In his third term as Prime Minister, Manley followed many of Seaga's policies, although he tended to put greater emphasis on small-scale businesses and increased spending on education. Also, like Seaga, he forged a close relationship with the United States, even supporting President George Bush's proposed North American Free Trade Agreement (NAFTA) to reduce tariffs between the United States, Mexico, and Canada. In 1990 Manley was diagnosed with cancer, and on March 16th he announced he was stepping down, for reasons of health, from his position as prime minister. In spite of his illness, he led the Commonwealth Observer Mission to oversee the historic 1994 elections in South Africa, which ended apartheid in that country.
Manley died of prostate cancer March 7th, 1997, in Kingston after having served his country in one form or another for over 40 years.

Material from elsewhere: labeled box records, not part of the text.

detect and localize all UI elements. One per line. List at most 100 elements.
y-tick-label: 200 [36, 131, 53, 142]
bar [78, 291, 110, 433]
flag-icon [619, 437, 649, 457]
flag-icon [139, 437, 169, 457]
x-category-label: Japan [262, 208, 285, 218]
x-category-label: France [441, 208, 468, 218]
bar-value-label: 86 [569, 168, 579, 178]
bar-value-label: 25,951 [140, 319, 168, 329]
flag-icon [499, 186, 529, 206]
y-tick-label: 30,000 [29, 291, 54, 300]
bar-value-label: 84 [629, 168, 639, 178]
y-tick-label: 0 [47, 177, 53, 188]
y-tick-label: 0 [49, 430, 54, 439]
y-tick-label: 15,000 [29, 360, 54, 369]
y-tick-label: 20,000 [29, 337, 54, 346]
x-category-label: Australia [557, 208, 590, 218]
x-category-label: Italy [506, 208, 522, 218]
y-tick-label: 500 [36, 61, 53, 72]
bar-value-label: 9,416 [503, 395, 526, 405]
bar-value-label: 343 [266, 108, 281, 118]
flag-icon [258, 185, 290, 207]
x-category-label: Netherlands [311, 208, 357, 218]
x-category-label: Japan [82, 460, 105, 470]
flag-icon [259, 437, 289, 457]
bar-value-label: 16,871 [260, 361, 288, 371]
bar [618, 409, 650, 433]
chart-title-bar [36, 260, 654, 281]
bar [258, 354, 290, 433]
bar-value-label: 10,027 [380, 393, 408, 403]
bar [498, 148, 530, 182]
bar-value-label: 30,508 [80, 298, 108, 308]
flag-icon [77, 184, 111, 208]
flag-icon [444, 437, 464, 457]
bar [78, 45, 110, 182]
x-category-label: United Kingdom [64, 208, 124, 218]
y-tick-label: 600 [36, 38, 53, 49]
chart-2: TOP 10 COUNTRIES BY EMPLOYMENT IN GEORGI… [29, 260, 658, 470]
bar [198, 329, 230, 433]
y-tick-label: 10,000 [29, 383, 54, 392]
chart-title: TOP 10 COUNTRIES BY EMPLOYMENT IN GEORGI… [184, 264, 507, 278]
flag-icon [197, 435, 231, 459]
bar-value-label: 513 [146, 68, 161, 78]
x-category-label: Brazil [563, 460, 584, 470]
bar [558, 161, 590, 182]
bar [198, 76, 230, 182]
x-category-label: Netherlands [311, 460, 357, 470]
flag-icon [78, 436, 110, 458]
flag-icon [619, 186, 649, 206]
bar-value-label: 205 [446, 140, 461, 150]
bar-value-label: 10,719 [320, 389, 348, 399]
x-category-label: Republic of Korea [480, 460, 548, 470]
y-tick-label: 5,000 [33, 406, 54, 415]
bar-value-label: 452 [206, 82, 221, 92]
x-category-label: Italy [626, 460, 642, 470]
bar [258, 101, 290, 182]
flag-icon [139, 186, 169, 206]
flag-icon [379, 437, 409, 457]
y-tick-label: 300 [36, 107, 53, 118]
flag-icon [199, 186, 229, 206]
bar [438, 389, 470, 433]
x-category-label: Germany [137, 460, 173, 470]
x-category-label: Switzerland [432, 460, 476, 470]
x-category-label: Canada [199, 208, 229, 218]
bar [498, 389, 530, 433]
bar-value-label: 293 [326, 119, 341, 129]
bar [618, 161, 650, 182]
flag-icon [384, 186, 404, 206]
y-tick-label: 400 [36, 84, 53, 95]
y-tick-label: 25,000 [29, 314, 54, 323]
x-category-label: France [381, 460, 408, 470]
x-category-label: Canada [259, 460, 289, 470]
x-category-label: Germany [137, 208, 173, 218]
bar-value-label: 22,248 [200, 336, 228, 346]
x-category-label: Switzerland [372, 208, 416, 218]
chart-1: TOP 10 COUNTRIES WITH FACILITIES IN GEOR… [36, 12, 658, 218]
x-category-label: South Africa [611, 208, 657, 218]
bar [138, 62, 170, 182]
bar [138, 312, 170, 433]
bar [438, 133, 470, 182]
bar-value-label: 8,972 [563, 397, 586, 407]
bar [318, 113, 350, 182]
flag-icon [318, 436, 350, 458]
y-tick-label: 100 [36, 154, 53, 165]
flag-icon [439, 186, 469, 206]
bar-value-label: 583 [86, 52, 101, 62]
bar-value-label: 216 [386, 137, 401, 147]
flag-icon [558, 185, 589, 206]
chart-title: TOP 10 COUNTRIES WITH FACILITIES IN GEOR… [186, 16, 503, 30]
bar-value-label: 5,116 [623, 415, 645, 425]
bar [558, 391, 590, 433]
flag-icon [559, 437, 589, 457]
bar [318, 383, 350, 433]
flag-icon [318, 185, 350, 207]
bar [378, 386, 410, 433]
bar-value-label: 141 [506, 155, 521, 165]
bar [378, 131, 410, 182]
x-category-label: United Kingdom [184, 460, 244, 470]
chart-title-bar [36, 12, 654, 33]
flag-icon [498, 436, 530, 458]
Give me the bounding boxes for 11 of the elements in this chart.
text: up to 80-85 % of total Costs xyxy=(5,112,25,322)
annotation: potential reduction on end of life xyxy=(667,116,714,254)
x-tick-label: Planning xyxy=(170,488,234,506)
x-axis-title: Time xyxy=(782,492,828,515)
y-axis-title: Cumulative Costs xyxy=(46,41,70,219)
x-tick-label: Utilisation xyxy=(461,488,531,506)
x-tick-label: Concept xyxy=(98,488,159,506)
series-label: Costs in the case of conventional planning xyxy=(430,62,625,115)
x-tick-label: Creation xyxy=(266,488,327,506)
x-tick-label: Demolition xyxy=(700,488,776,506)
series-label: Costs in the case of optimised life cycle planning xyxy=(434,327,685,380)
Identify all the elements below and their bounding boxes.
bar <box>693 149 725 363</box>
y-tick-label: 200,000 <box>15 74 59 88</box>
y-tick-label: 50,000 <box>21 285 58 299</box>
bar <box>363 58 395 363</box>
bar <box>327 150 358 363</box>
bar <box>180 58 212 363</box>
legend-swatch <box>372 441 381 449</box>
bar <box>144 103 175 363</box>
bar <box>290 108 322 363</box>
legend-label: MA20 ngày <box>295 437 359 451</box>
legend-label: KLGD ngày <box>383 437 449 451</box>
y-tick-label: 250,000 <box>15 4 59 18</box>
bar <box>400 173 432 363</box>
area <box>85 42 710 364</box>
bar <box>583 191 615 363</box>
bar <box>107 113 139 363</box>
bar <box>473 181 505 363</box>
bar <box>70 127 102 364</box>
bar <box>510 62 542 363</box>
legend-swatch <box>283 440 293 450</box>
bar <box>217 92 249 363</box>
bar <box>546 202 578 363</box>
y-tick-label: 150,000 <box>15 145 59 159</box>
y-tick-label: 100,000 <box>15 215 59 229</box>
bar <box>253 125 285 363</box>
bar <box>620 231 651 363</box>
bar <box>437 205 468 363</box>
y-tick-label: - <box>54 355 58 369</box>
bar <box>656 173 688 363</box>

In a letter to the Jamaican Prime Minister, Secretary General of the Commonwealth Emeka Anyaoku called Manley "a statesman of courage and conviction who extended his vision of a better and more just society beyond his island shores" who was "endeared not only to his Commonwealth colleagues but to people so many parts of the world."
Manley's life boasted many personal and political accomplishments. He was prime minister for three terms and lead the People's National Party for almost a quarter-century. Manley also founded the International Bauxite Association and spearheaded the International Seabed Authority, which both have their headquarters in Kingston, and served as vice-president of the Socialist International for Latin America and the Caribbean in 1978. He also received many awards, including a United Nations special award for his contributions to the struggle against apartheid (1978), the Joliot Curie Medal of the World Peace Council (1979), the Order of the Liberator from Venezuela (1973) and the Order of the Mexican Eagle (1975).
Further Reading on Michael Norman Manley
Manley is listed in the International Who's Who and Personalities Caribbean; His political career can be gleaned from his writings as well as from Rex Nettleford, Identity, Race and Protest in Jamaica (1971); Carl Stone, Electoral Behaviour and Public Opinion in Jamaica (1974); Manley's tenure as prime minister from 1972-1980 and the 1980 elections were given an overview in "Political Storm Over Jamaica," by Jo Thomas, New York Times Magazine; and the 1980 election results were given in "Seaga Knocks Out the Left," by John Brecher, Newsweek, November 10th, 1980; Interviews with Manley shortly after his 1989 victory are given to Erik Calonius in "A Comeback in Jamaica," Newsweek, February 20th, 1989; and with Hans Massaquoi of Ebony, February, 1990; Manley authored five books: The Politics of Change (1974), A Voice at the Workplace (1976), The Search for Solutions (1977), Jamaica: Struggle in the Periphery (1982), and Up the Down Esculator: Development and the International Economy (Washington, D.C., Howard University Press, 1987). Two biographies of him are Michael Manley: The Making of a Leader by Darrell Levi (Athens, University of Georgia Press, 1990); and Michael Manley: The Great Transformation by David Panton (Kingston Pub. Ltd., 1993).